Accountability and Transparency
Where We Are
Namibia conducts free, timely and fair elections and has a free press. The international organization Freedom House awarded Namibia the status of “free” with a score of 77 out of 100 on the 2016 Freedom on the World Index. Namibia is recognized as the third most transparent country in Africa and ranks 53 out of 176 countries on Transparency International’s 2016 Corruption Perception Index. Nevertheless, there is a perception among many citizens of government corruption. In 2015, 65% of Namibians surveyed expressed the opinion that the government was doing badly in fighting corruption, while 34% felt that the government was doing well.
By 2022, Namibia is the most transparent and accountable nation in Africa.
High corruption prevalence perception resulting from inadequate responses to high corruption cases which could lead to diversion of developmental resources, and poor service delivery. Furthermore, there is voter apathy resulting from inadequate voter education, and poor service delivery.
Public Service Performance and Service Delivery
Where We Are
Public services are managed to a high degree through the central government which is suboptimal for speed and accuracy of service delivery. Public service performance is most efficient when individual departments and local authorities have the autonomy to operate nimbly and responsively to public service needs. Therefore, a certain amount of decentralization is required for optimal public service delivery. Effective decentralisation enables the devolution of functions from central government to Regional and/or Local Authority (LA). It is designed to enhance participatory democracy; sustainable development; and the capacity of regional and local government councils to manage and monitor delivery of services for their constituents.
By 2022, Namibia has improved service delivery to the satisfaction of citizens.

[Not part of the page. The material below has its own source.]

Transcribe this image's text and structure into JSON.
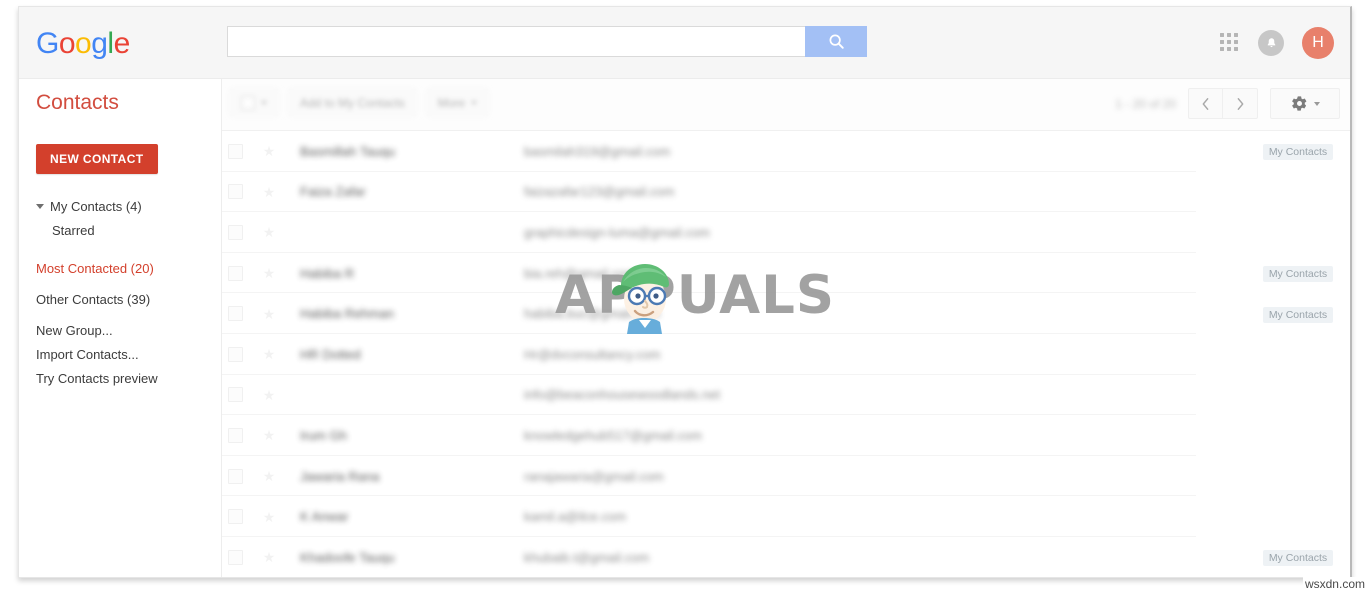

Slow pace of the decentralization process, which could be attributed to limited understanding and appreciation of the process and its benefits mostly among the affected staff members and Ministries; as well as inadequate support infrastructure at the regional level. Limited understanding of how to achieve decentralization and therefore limited support for it.
Collaboration among departments is weak resulting in many decisions being escalated to the level of Cabinet committees which makes resolution of issues unacceptably slow and needlessly bureaucratic.
Where We Are
The state of statistics as measured by the World Bank Statistical Capacity Indicator, has not improved since 2005. According to the World Bank Statistical Capacity Indicator, Namibia’s average score for the past 13 years was 55.1% with the minimum of 47.8% in 2015 and maximum of 58.9% in 2004, 2005, 2007 and 2016. Not only is the Namibia score on the World Bank Statistical Capacity Indicator low and lower than the average score for Sub-Saharan Africa but has been declining over the period. This low score is largely due to inadequate development of administrative data in sectors. Such national state of affairs does not augur well for informing evidence based policy, planning, decision-making, monitoring, evaluation and reporting of national development plans, programmes and projects at every level.
By 2022, Namibia has an integrated statistical system providing quality and sound data and statistics for national development.
There is a general society-wide phobia for data (low levels of numeracy) that limit data usage among planners, decision-makers, and legislators. Furthermore, inadequate infrastructure and resources for statistical production affects timely production of statistics. There is further limited usage of administrative data as they do not meet the requirement for data soundness and “fit-for-purpose”.